Entre as principais ações previstas pela prefeita eleita estão: instalação de câmeras de monitoramento, reforço na iluminação pública, ronda rural e aumento na guarda municipal, que hoje é formada por 38 profissionais. O programa de segurança, diz ela, é inspirado no modelo do Pacto pela Vida, famoso nas gestões do ex-governador Eduardo Campos (PSB). Ela também percorreu cidades da Colômbia para conhecer in loco iniciativas de combate à violência.

“Vamos colocar na mesa todo mundo que tem responsabilidde e enfrentar diretamente a criminalidade - Polícia Civil, Federal, Rodoviária Federal, Ministério Público, Poder Judiciário e a Prefeitura nas ações de combate efetivo”, explicou. Raquel já foi delegada da Polícia Federal, onde atuou até 2005, quando prestou concurso para procuradora do Estado. 

Durante a campanha, tanto ela quanto o adversário Tony Gel (PMDB) convergiram quanto à mudança da estrutura do 4º Batalhão da Polícia Militar, para que ele atuasse somente no município. Atualmente, ele atende outras nove cidades. Ao longo da disputa, o peemedebista chegou a cobrar a paternidade da promessa, afirmando que já tinha apresentado a proposta ao governador Paulo Câmara (PSB)e declarou que a oponente estava copiando. 
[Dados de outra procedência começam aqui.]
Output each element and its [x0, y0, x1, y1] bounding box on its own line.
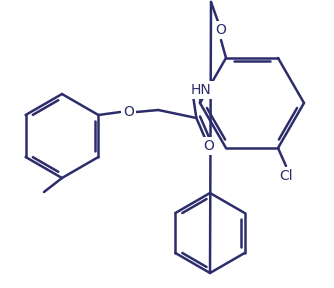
Text: O: O	[123, 105, 134, 119]
Text: HN: HN	[191, 83, 212, 97]
Text: O: O	[215, 23, 226, 37]
Text: Cl: Cl	[279, 169, 293, 183]
Text: O: O	[203, 139, 214, 153]
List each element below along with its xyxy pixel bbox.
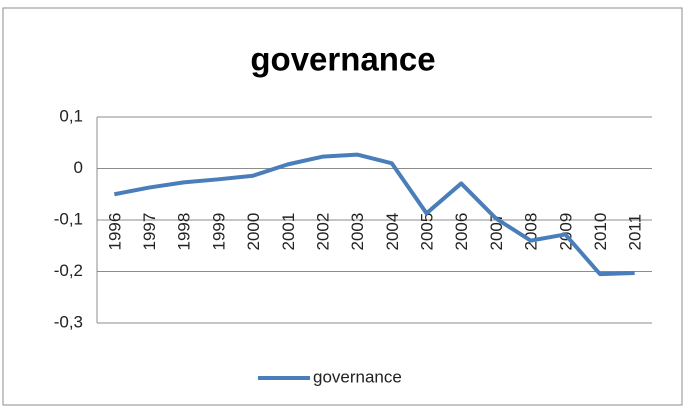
y-tick-label: 0,1	[59, 106, 83, 125]
y-tick-label: -0,2	[54, 261, 83, 280]
x-tick-label: 2010	[591, 213, 610, 251]
x-tick-label: 2008	[522, 213, 541, 251]
chart-border	[2, 7, 683, 406]
y-tick-label: -0,1	[54, 209, 83, 228]
x-tick-label: 1998	[175, 213, 194, 251]
x-tick-label: 2002	[313, 213, 332, 251]
chart-title: governance	[250, 41, 435, 78]
legend-label: governance	[313, 367, 402, 386]
x-tick-label: 2011	[626, 214, 645, 251]
x-tick-label: 2000	[244, 213, 263, 251]
x-tick-label: 1996	[105, 213, 124, 251]
y-tick-label: -0,3	[54, 312, 83, 331]
x-tick-label: 2001	[279, 213, 298, 251]
y-tick-label: 0	[74, 158, 83, 177]
x-tick-label: 1997	[140, 213, 159, 251]
x-tick-label: 2006	[452, 213, 471, 251]
x-tick-label: 1999	[209, 213, 228, 251]
series-line	[113, 152, 635, 277]
x-tick-label: 2004	[383, 213, 402, 251]
x-tick-label: 2005	[418, 213, 437, 251]
x-tick-label: 2003	[348, 213, 367, 251]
Em meio às dificuldades orçamentárias, Raquel não antecipou cenários e justiticou que ainda vai começar o processo de transição para tomar pé da situação financeira da cidade. Mas ela antecipou que vai diminuir o número de secretarias e terá um “choque de gestão”. Atualmente, a questão previdenciária é um dos principais problemas nas contas da cidade. 

ALIANÇAS E ARESTAS

Após ser preterida pelo PSB e encontrar abrigo no ninho tucano, Raquel reuniu em torno da sua candidatura um novo polo de forças que se contrapõe à Frente Popular. Estiveram com ela o senador Armando Monteiro Neto (PTB) e os ministros Bruno Araújo (PSDB) e Mendonça Filho (DEM) – os três nomes têm sido ventilados para encabeçar uma chapa majoritária em 2018 de oposição a Paulo Câmara. 
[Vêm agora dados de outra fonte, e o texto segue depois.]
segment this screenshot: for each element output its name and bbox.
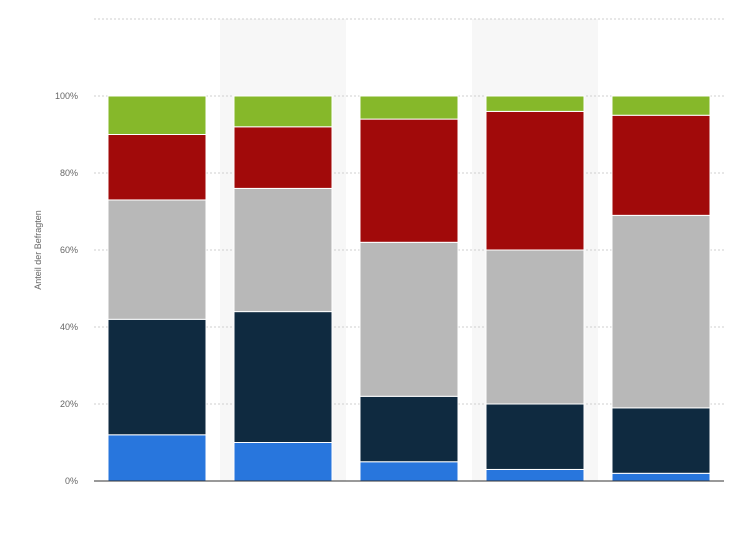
bar-segment <box>359 395 459 463</box>
bar-segment <box>107 199 207 320</box>
y-axis-title: Anteil der Befragten <box>33 210 43 290</box>
y-axis-ticks: 0% 20% 40% 60% 80% 100% <box>55 91 78 486</box>
y-tick-label: 20% <box>60 399 78 409</box>
bar-segment <box>107 318 207 436</box>
bar-segment <box>107 134 207 201</box>
bar-segment <box>359 95 459 120</box>
bar-segment <box>359 461 459 482</box>
bar-segment <box>611 95 711 116</box>
bar-segment <box>233 311 333 443</box>
y-tick-label: 60% <box>60 245 78 255</box>
bar-segment <box>233 187 333 313</box>
bar-segment <box>107 95 207 135</box>
bar-segment <box>233 95 333 128</box>
y-tick-label: 100% <box>55 91 78 101</box>
bar-segment <box>359 241 459 397</box>
bar-segment <box>611 214 711 409</box>
bar-segment <box>233 442 333 482</box>
bar-segment <box>485 249 585 405</box>
bar-segment <box>611 114 711 216</box>
bar-segment <box>485 110 585 251</box>
bars <box>107 95 711 482</box>
y-tick-label: 40% <box>60 322 78 332</box>
bar-segment <box>485 95 585 112</box>
bar-segment <box>485 468 585 482</box>
bar-segment <box>485 403 585 470</box>
y-tick-label: 0% <box>65 476 78 486</box>
bar-segment <box>359 118 459 243</box>
y-tick-label: 80% <box>60 168 78 178</box>
bar-segment <box>107 434 207 482</box>
bar-segment <box>233 126 333 189</box>
bar-segment <box>611 407 711 474</box>
bar-segment <box>611 472 711 482</box>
No primeiro turno, o governador apoiou no primeiro turno Jorge Gomes (PSB) e Tony Gel na segunda etapa. Até ontem, ele não tinha ligado para a nova prefeita. Secretários estaduais também gravaram vídeos para os guias dos adversários da ex-aliada.

“Agora é desarmar palanque e governar para uma Caruaru para todos”, afirmou Raquel. Um dia antes da votação do segundo turno, João Lyra divulgou uma nota acusando a SDS de abuso de poder para intimidar a campanha da filha. 

O presidente estadual do PSDB, Antônio Moraes, avalia que ainda é cedo para falar em 2018, mas pontua que “não restam dúvidas” que existem nomes a serem colocados e cita os ministros pernambucanos do PSDB e DEM, cujos partidos foram retirados do governo.